KUALA LUMPUR (Jan 8): Senior Chinese leaders offered in 2016 to help bail out the 1Malaysia Development Bhd (1MDB) fund at the center of a swelling, multibillion-dollar graft scandal, said The Wall Street Journal (WSJ).
In a report Jan 7, WSJ said according to minutes from a series of previously undisclosed meetings it reviewed, Chinese officials told visiting Malaysians that China would use its influence to try to get the US and other countries to drop their probes of allegations that allies of then-Prime Minister Datuk Seri Najib Razak and others plundered 1MDB.
It said the Chinese also offered to bug the homes and offices of Journal reporters in Hong Kong who were investigating the fund, to learn who was leaking information to them, according to the minutes.
WSJ said in return, Malaysia offered lucrative stakes in railway and pipeline projects for China’s One Belt, One Road program of building infrastructure abroad.
It added that within months, Najib signed US$34 billion of rail, pipeline and other deals with Chinese state companies, to be funded by Chinese banks and built by Chinese workers.

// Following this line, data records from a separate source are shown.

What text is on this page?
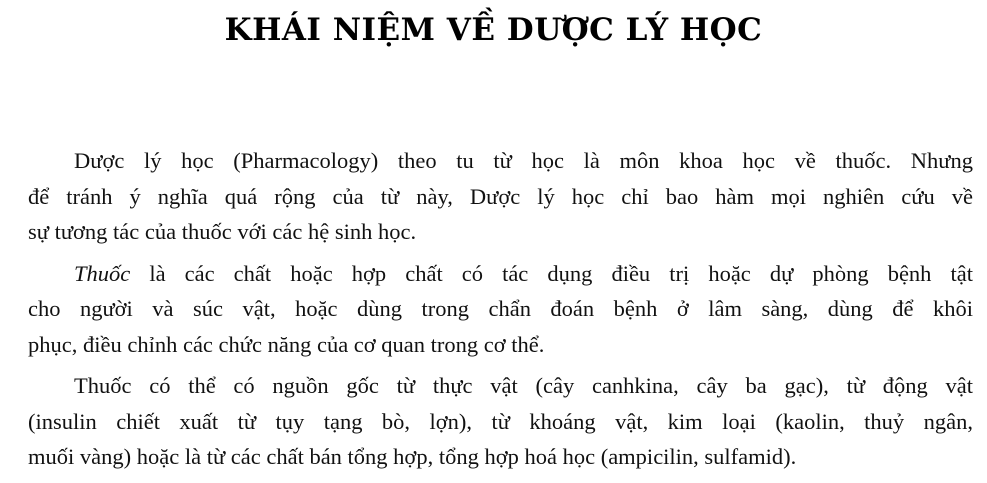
KHÁI NIỆM VỀ DƯỢC LÝ HỌC

Dược lý học (Pharmacology) theo tu từ học là môn khoa học về thuốc. Nhưng
để tránh ý nghĩa quá rộng của từ này, Dược lý học chỉ bao hàm mọi nghiên cứu về
sự tương tác của thuốc với các hệ sinh học.

Thuốc là các chất hoặc hợp chất có tác dụng điều trị hoặc dự phòng bệnh tật
cho người và súc vật, hoặc dùng trong chẩn đoán bệnh ở lâm sàng, dùng để khôi
phục, điều chỉnh các chức năng của cơ quan trong cơ thể.

Thuốc có thể có nguồn gốc từ thực vật (cây canhkina, cây ba gạc), từ động vật
(insulin chiết xuất từ tụy tạng bò, lợn), từ khoáng vật, kim loại (kaolin, thuỷ ngân,
muối vàng) hoặc là từ các chất bán tổng hợp, tổng hợp hoá học (ampicilin, sulfamid).
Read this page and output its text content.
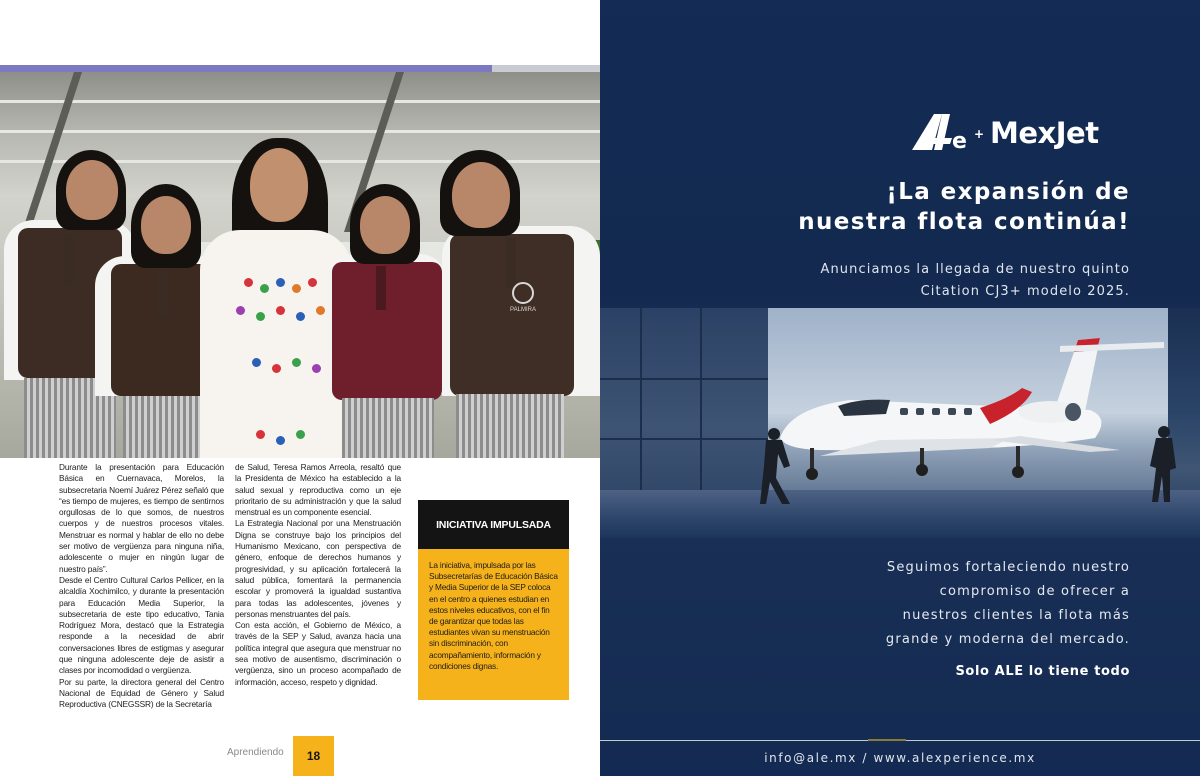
PALMIRA

Durante la presentación para Educación Básica en Cuernavaca, Morelos, la subsecretaria Noemí Juárez Pérez señaló que “es tiempo de mujeres, es tiempo de sentirnos orgullosas de lo que somos, de nuestros cuerpos y de nuestros procesos vitales. Menstruar es normal y hablar de ello no debe ser motivo de vergüenza para ninguna niña, adolescente o mujer en ningún lugar de nuestro país”.

Desde el Centro Cultural Carlos Pellicer, en la alcaldía Xochimilco, y durante la presentación para Educación Media Superior, la subsecretaria de este tipo educativo, Tania Rodríguez Mora, destacó que la Estrategia responde a la necesidad de abrir conversaciones libres de estigmas y asegurar que ninguna adolescente deje de asistir a clases por incomodidad o vergüenza.

Por su parte, la directora general del Centro Nacional de Equidad de Género y Salud Reproductiva (CNEGSSR) de la Secretaría

de Salud, Teresa Ramos Arreola, resaltó que la Presidenta de México ha establecido a la salud sexual y reproductiva como un eje prioritario de su administración y que la salud menstrual es un componente esencial.

La Estrategia Nacional por una Menstruación Digna se construye bajo los principios del Humanismo Mexicano, con perspectiva de género, enfoque de derechos humanos y progresividad, y su aplicación fortalecerá la salud pública, fomentará la permanencia escolar y promoverá la igualdad sustantiva para todas las adolescentes, jóvenes y personas menstruantes del país.

Con esta acción, el Gobierno de México, a través de la SEP y Salud, avanza hacia una política integral que asegura que menstruar no sea motivo de ausentismo, discriminación o vergüenza, sino un proceso acompañado de información, acceso, respeto y dignidad.

INICIATIVA IMPULSADA
La iniciativa, impulsada por las Subsecretarías de Educación Básica y Media Superior de la SEP coloca en el centro a quienes estudian en estos niveles educativos, con el fin de garantizar que todas las estudiantes vivan su menstruación sin discriminación, con acompañamiento, información y condiciones dignas.
Aprendiendo	18
e + MexJet
¡La expansión de
nuestra flota continúa!
Anunciamos la llegada de nuestro quinto
Citation CJ3+ modelo 2025.
Seguimos fortaleciendo nuestro
compromiso de ofrecer a
nuestros clientes la flota más
grande y moderna del mercado.
Solo ALE lo tiene todo
info@ale.mx / www.alexperience.mx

Meanwhile, WSJ said an examinination of the China-Malaysia projects, based on documents and interviews with current and former Malaysian officials, offers one of the most detailed accounts to date of the political forces at work behind China’s Belt and Road program, a signature initiative of building ports, railways, roads and pipelines in some 70 countries to generate trade and business for Chinese companies.
It said minutes of the Chinese-Malaysian meetings say that although the projects’ purposes were “political in nature”, it was imperative the public see them as market-driven.
WSJ said the Chinese government information office didn’t respond to requests for comment.